The extent of our groupthink is readily proven. When lawyers or other professionals are accused of professional negligence, one defence available to them is what is known as the “Bolam” defence. In invoking this defence, the lawyer says (in essence) “I wasn’t negligent, because I acted in a way which was widely accepted among other lawyers”. The group consensus therefore becomes the the yardstick by which a lawyer’s behaviour is measured. This tends, quite obviously, to encourage a high degree of conformity and group-think among lawyers. If they go out on their own, and do something different, they are exposed and vulnerable to a claim of negligence, whereas when they follow the herd, there is safety in that conformity. This of course can have a chilling effect on lawyer’s willingness to do anything outside the mainstream of orthodoxy.

As John Maynard Keyes said:

A sound banker, alas, is not one who foresees danger and avoids it, but one who, when he is ruined, is ruined in a conventional and orthodox way along with his fellows, so that no one can really blame him.”

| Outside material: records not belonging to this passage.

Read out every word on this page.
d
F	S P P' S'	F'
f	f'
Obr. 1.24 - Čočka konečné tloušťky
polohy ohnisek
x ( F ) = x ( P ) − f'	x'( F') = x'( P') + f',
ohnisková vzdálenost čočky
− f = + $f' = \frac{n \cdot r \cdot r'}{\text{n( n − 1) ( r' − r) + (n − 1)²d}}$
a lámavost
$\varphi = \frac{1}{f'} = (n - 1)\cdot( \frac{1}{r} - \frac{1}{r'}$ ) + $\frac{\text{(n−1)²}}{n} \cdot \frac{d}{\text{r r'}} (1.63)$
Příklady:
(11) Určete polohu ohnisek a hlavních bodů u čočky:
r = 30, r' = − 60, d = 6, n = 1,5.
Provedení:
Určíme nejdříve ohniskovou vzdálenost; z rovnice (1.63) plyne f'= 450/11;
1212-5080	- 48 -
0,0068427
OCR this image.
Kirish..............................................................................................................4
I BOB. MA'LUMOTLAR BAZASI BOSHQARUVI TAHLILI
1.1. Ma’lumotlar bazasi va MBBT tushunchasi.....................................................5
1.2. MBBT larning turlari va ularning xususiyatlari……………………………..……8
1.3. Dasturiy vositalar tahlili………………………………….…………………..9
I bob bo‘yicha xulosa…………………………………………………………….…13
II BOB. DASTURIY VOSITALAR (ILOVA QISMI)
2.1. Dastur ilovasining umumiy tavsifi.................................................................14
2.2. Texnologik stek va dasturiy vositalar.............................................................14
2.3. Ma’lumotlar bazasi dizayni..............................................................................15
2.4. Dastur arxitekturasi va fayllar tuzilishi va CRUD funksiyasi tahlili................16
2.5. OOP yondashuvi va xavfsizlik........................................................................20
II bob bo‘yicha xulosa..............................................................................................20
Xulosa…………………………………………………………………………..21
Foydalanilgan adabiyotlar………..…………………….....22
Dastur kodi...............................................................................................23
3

There is safety in doing what others would do, even if ultimately (as Keyes observes) the collectively are simply lemmings driving for the cliff.

The contrast with the rest of the world could not be more marked. A business which only did what other business did would struggle to differentiate itself and probably go out of business. A lawyer who only ever does what his peers do on the other hand is likely to have a safe and solid career.[2] None of this encourages diversity in thinking, or even the willingness to be slightly adventurous.

One wonders how the in house lawyers at Apple manage to reconcile this urge to converge with the herd with Apple’s stated imperative to “Think Different”. No doubt with inner turmoil and sleepless nights.

Conclusion

The above discussion is by no means an exhaustive treatise on the barriers lawyers face to innovation.

We could include also the often observed fact that we are a profession obsessed with precedent, where we are constantly looking to the past for the legal answer to present problems. This becomes a habit, as we reflexively look to how things were done last time as guidance to how things should be done this time. Innovation is not encouraged by such habits.

Or we might point to the hierarchical nature of the profession, which encourages deference to the opinions of those who were trained decades ago.

These are equally valid barriers, but are more patent and therefore more frequently discussed. The object of this essay has been to uncover some of the more latent barriers to innovation and bring them to a higher plane of collective consciousness. For if we have no appreciation of how innovation is suppressed in the profession, it is very difficult to prescribe action to avoid it.

Yet with a greater illumination of the issues we can, hopefully and collectively, find it within ourselves to be, at least slightly, more innovative when the situation calls for it.

About the author

Samuel J Woff is a commercial construction lawyer and construction litigation specialist, speaker and published author. He has broad experience across a range of construction litigation matters including domestic and international arbitrations, litigation in the Victorian Supreme Court and security of payment adjudications.

Copyright 2023 Samuel J Woff

[1] Nassem Nicholas Taleb inspired this observation about the need to have some conservative members of society with his discussion of the barbell strategy in his book “Anti-fragile”.

[2] For further discussion about this desire towards conformity, see the discussion in “Tomorrowland: Scenarios for law firms beyond the horizon” by Bruce MacEwen.